A PNAD mostra que, em números absolutos, houve aumento da oferta desses serviços; o problema é que a quantidade de domicílios cresceu em  ritmo mais acelerado. Por isso, em alguns casos a proporção de lares beneficiados foi reduzida. Foi o que ocorreu na Região Norte, que passou de 4,2 milhões para 4,4 milhões de domicílios. Em 2009, a rede de água chegava a 56,7% deles (2,4 milhões) e a coleta de lixo, a 79% (3,34 milhões) . Em 2011, 2,48 milhões de casas estavam ligadas à rede de água, mas representavam 55,9% dos domicílios; o lixo era coletado em 3,36 milhões de lares, o equivalente a 75,8% do total.

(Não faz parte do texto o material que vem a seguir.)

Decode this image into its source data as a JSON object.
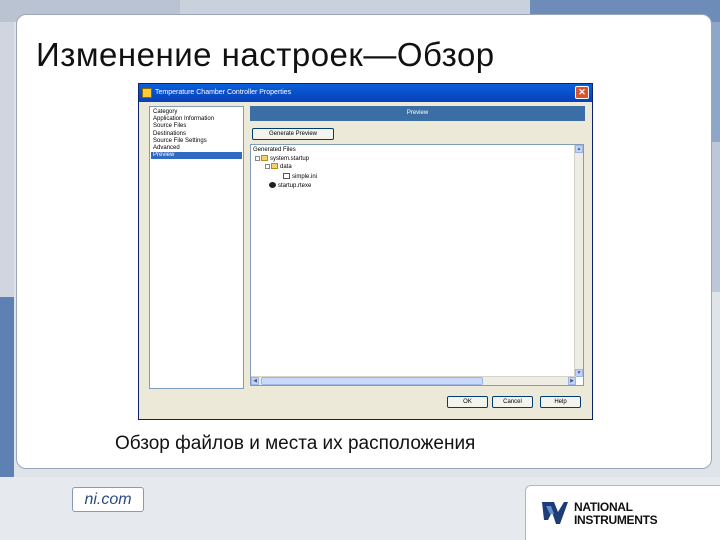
{
  "slide": {
    "title": "Изменение настроек—Обзор",
    "caption": "Обзор файлов и места их расположения"
  },
  "dialog": {
    "title": "Temperature Chamber Controller Properties",
    "close_glyph": "✕",
    "category_header": "Category",
    "categories": [
      {
        "label": "Application Information"
      },
      {
        "label": "Source Files"
      },
      {
        "label": "Destinations"
      },
      {
        "label": "Source File Settings"
      },
      {
        "label": "Advanced"
      },
      {
        "label": "Preview",
        "selected": true
      }
    ],
    "preview_header": "Preview",
    "generate_button": "Generate Preview",
    "files_header": "Generated Files",
    "tree": [
      {
        "label": "system.startup",
        "icon": "folder-icon",
        "expander": "-"
      },
      {
        "label": "data",
        "icon": "folder-icon",
        "expander": "-"
      },
      {
        "label": "simple.ini",
        "icon": "file-icon",
        "expander": ""
      },
      {
        "label": "startup.rtexe",
        "icon": "config-icon",
        "expander": ""
      }
    ],
    "buttons": {
      "ok": "OK",
      "cancel": "Cancel",
      "help": "Help"
    }
  },
  "footer": {
    "ni_com": "ni.com",
    "brand_line1": "NATIONAL",
    "brand_line2": "INSTRUMENTS",
    "brand_color": "#1d3c78"
  }
}
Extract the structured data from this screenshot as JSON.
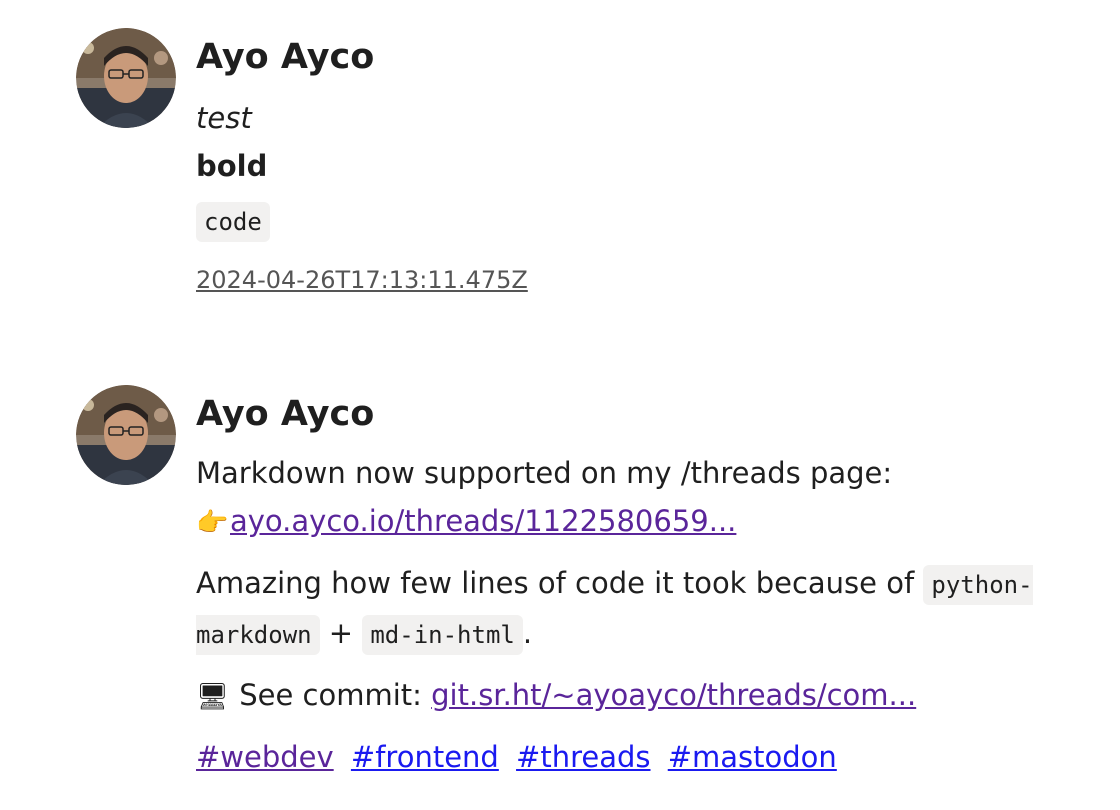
{
  "colors": {
    "text": "#1f1f1f",
    "link_visited": "#5a259a",
    "link": "#1a1af0",
    "code_bg": "#f2f1f0",
    "timestamp": "#555555"
  },
  "posts": [
    {
      "author": "Ayo Ayco",
      "lines": {
        "italic": "test",
        "bold": "bold",
        "code": "code"
      },
      "timestamp": "2024-04-26T17:13:11.475Z"
    },
    {
      "author": "Ayo Ayco",
      "intro": "Markdown now supported on my /threads page:",
      "pointer_emoji": "👉",
      "thread_link": "ayo.ayco.io/threads/1122580659...",
      "amazing_prefix": "Amazing how few lines of code it took because of ",
      "code1": "python-markdown",
      "plus": " + ",
      "code2": "md-in-html",
      "period": ".",
      "commit_emoji": "🖥",
      "see_commit": " See commit: ",
      "commit_link": "git.sr.ht/~ayoayco/threads/com...",
      "tags": [
        "#webdev",
        "#frontend",
        "#threads",
        "#mastodon"
      ]
    }
  ]
}
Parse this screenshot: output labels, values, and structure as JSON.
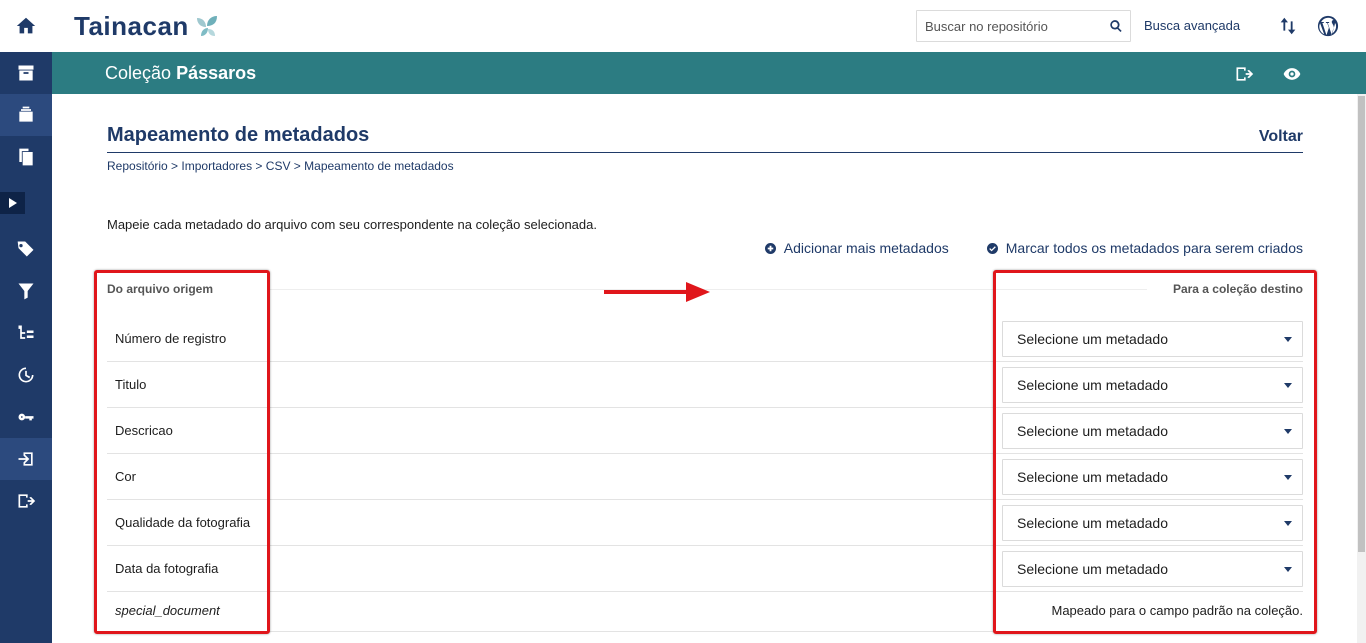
{
  "brand": {
    "logo_text": "Tainacan",
    "accent": "#1f3a68",
    "teal": "#2c7c82",
    "annotation_red": "#e0161b"
  },
  "sidebar": {
    "items": [
      {
        "name": "home",
        "icon": "home-icon"
      },
      {
        "name": "collections",
        "icon": "archive-icon"
      },
      {
        "name": "items",
        "icon": "items-icon"
      },
      {
        "name": "pages",
        "icon": "copies-icon"
      },
      {
        "name": "taxonomies",
        "icon": "tags-icon"
      },
      {
        "name": "filters",
        "icon": "filter-icon"
      },
      {
        "name": "metadata",
        "icon": "hierarchy-icon"
      },
      {
        "name": "activities",
        "icon": "history-icon"
      },
      {
        "name": "capabilities",
        "icon": "key-icon"
      },
      {
        "name": "importers",
        "icon": "import-icon"
      },
      {
        "name": "exporters",
        "icon": "export-icon"
      }
    ],
    "expand_icon": "chevron-right-icon"
  },
  "header": {
    "search_placeholder": "Buscar no repositório",
    "advanced_search": "Busca avançada"
  },
  "collection_bar": {
    "prefix": "Coleção",
    "name": "Pássaros"
  },
  "page": {
    "title": "Mapeamento de metadados",
    "back": "Voltar",
    "breadcrumb": [
      "Repositório",
      "Importadores",
      "CSV",
      "Mapeamento de metadados"
    ],
    "breadcrumb_separator": " > ",
    "intro": "Mapeie cada metadado do arquivo com seu correspondente na coleção selecionada.",
    "add_more": "Adicionar mais metadados",
    "mark_all": "Marcar todos os metadados para serem criados",
    "source_header": "Do arquivo origem",
    "target_header": "Para a coleção destino"
  },
  "mapping": {
    "rows": [
      {
        "source": "Número de registro",
        "target": "Selecione um metadado"
      },
      {
        "source": "Titulo",
        "target": "Selecione um metadado"
      },
      {
        "source": "Descricao",
        "target": "Selecione um metadado"
      },
      {
        "source": "Cor",
        "target": "Selecione um metadado"
      },
      {
        "source": "Qualidade da fotografia",
        "target": "Selecione um metadado"
      },
      {
        "source": "Data da fotografia",
        "target": "Selecione um metadado"
      }
    ],
    "special": {
      "source": "special_document",
      "note": "Mapeado para o campo padrão na coleção."
    }
  }
}
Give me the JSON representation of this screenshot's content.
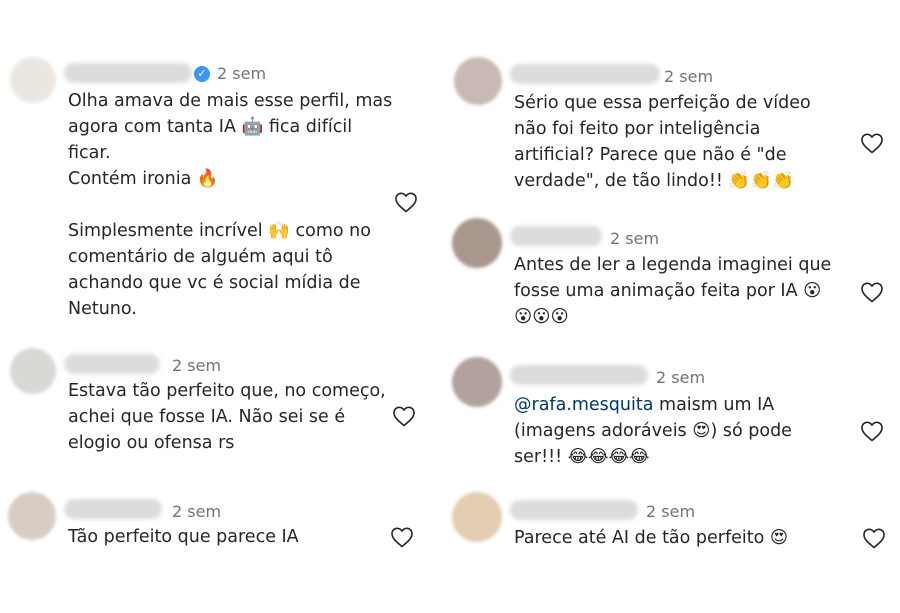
{
  "left_comments": [
    {
      "time": "2 sem",
      "verified": true,
      "text": "Olha amava de mais esse perfil, mas\nagora com tanta IA 🤖 fica difícil\nficar.\nContém ironia 🔥\n\nSimplesmente incrível 🙌 como no\ncomentário de alguém aqui tô\nachando que vc é social mídia de\nNetuno."
    },
    {
      "time": "2 sem",
      "verified": false,
      "text": "Estava tão perfeito que, no começo,\nachei que fosse IA. Não sei se é\nelogio ou ofensa rs"
    },
    {
      "time": "2 sem",
      "verified": false,
      "text": "Tão perfeito que parece IA"
    }
  ],
  "right_comments": [
    {
      "time": "2 sem",
      "text": "Sério que essa perfeição de vídeo\nnão foi feito por inteligência\nartificial? Parece que não é \"de\nverdade\", de tão lindo!! 👏👏👏"
    },
    {
      "time": "2 sem",
      "text": "Antes de ler a legenda imaginei que\nfosse uma animação feita por IA 😮\n😮😮😮"
    },
    {
      "time": "2 sem",
      "mention": "@rafa.mesquita",
      "text": " maism um IA\n(imagens adoráveis 😍) só pode\nser!!! 😂😂😂😂"
    },
    {
      "time": "2 sem",
      "text": "Parece até AI de tão perfeito 😍"
    }
  ],
  "colors": {
    "text": "#262626",
    "time": "#737373",
    "mention": "#00376b",
    "verified": "#3897f0"
  },
  "icons": {
    "like": "heart-outline-icon",
    "verified": "verified-badge-icon"
  }
}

A ligação das residências com rede de esgoto teve aumento, passou de 59,1%, em 2009, para 62,6% - mais 3,8 milhões de domicílios. O maior impacto foi na Região Norte. Em 2011, 20,2% das residências estavam ligadas à rede de esgoto. Mas ainda é pouco -quatro em cada cinco domicílios não têm acesso a esse serviço. A iluminação elétrica chega a 99,3% dos domicílios brasileiros, seguida da coleta de lixo (88,8%), rede geral de abastecimento de água (84,6%).